Lily’s face contracted. She took a step back. “I’m sorry,” she said, her voice choked. “It was a mistake to come here.”

He headed her off at the door. “No. Please, Lily. Let me talk.”

“It’s not going to work.” Her voice shook. “It doesn’t matter what my feelings are. It doesn’t matter.”

He reached behind to the knob and clicked the lock shut. Maneuvered her back into the room, setting her into the chair.

“There’s no point in going over this.” The words burst out of her. “You didn’t trust me when things got bad.
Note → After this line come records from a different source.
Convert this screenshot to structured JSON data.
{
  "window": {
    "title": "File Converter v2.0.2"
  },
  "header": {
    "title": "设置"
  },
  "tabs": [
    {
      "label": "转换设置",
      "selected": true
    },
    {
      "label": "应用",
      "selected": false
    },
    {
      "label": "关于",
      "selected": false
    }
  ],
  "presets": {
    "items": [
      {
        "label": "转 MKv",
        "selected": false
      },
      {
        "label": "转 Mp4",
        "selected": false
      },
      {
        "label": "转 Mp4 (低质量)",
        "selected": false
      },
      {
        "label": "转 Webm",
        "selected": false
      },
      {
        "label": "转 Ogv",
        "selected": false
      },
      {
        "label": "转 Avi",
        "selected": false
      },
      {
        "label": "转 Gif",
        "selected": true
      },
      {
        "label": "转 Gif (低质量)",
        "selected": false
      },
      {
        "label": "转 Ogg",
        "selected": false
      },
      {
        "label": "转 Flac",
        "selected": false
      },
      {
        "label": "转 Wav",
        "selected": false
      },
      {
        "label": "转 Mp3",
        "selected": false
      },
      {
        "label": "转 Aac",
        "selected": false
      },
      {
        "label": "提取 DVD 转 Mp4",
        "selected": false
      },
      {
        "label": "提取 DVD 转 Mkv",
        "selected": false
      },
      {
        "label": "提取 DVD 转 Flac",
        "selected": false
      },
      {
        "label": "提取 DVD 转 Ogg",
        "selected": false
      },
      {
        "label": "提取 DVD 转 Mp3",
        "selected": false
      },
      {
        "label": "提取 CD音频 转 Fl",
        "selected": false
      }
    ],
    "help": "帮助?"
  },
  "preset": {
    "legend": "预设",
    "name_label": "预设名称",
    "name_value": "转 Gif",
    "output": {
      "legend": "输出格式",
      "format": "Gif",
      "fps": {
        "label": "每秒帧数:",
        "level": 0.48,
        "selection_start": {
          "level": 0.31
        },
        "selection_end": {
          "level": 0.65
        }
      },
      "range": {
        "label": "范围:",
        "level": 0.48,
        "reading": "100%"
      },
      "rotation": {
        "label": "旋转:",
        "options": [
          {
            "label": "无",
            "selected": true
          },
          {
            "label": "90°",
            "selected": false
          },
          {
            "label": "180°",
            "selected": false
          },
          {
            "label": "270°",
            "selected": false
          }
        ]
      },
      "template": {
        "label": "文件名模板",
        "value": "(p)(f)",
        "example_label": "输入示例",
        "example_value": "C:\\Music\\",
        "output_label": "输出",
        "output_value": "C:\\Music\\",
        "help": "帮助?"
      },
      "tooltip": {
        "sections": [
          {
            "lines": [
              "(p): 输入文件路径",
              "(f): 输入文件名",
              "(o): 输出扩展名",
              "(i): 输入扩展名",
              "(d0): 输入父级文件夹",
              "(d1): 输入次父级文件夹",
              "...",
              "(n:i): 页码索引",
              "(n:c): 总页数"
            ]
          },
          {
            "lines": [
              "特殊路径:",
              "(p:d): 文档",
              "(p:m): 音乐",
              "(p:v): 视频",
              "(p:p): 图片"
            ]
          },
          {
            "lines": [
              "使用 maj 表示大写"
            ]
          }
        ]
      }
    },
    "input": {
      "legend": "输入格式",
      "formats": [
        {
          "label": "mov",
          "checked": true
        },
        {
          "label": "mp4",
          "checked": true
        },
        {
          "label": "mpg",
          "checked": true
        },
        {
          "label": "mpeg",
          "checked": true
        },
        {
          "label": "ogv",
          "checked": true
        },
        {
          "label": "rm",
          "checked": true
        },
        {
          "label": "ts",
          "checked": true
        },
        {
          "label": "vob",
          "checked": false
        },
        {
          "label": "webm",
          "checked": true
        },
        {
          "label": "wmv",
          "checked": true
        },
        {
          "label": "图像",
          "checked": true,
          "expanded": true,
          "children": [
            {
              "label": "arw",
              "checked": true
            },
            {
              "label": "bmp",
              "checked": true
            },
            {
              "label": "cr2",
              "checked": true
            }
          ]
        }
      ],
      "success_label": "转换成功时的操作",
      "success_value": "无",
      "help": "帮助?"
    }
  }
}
And in my experience, things get bad a lot. If we don’t have trust, we don’t have anything.”

He sank down in front of her. “I know. But listen to me.”

“I can’t face that again. I couldn’t survive another—”

“Listen!” he broke in. “I’m begging, Lily. On my knees. For you to just listen to me for a second. OK?”

She nodded, swiping angrily at the tears rolling down her face.

“It does matter, what your feelings are,” he said. “And this is why. Remember that first conversation we had, in the diner? I offered to kick asses for you? And you said, ‘you are my champion. ’”

“Yes.” She wouldn’t meet his eyes.

“King told me that phrase triggered my programming,” he said. “Later on, Seth and Con and Davy went through the diner, and they found remote-activated sound gulpers attached to every table. He had a record of our conversation, Lily. That’s where he got that phrase.”

“So?” She opened her eyes, glassy and glittering.

“So? My error was in assuming that it was impossible that we could have been overheard in the diner. If we weren’t, then there was no other way he could have known that phrase.”

She shrugged. “I fail to see how it changes anything. You were wrong. Why does it matter what the reason for your wrongness was?”

His scarred knuckles turned white. “What matters is how I felt about it,” he said. “It blew my mind. That I could know for a fact that you were one of his, and still love you. Still be willing to die for you.”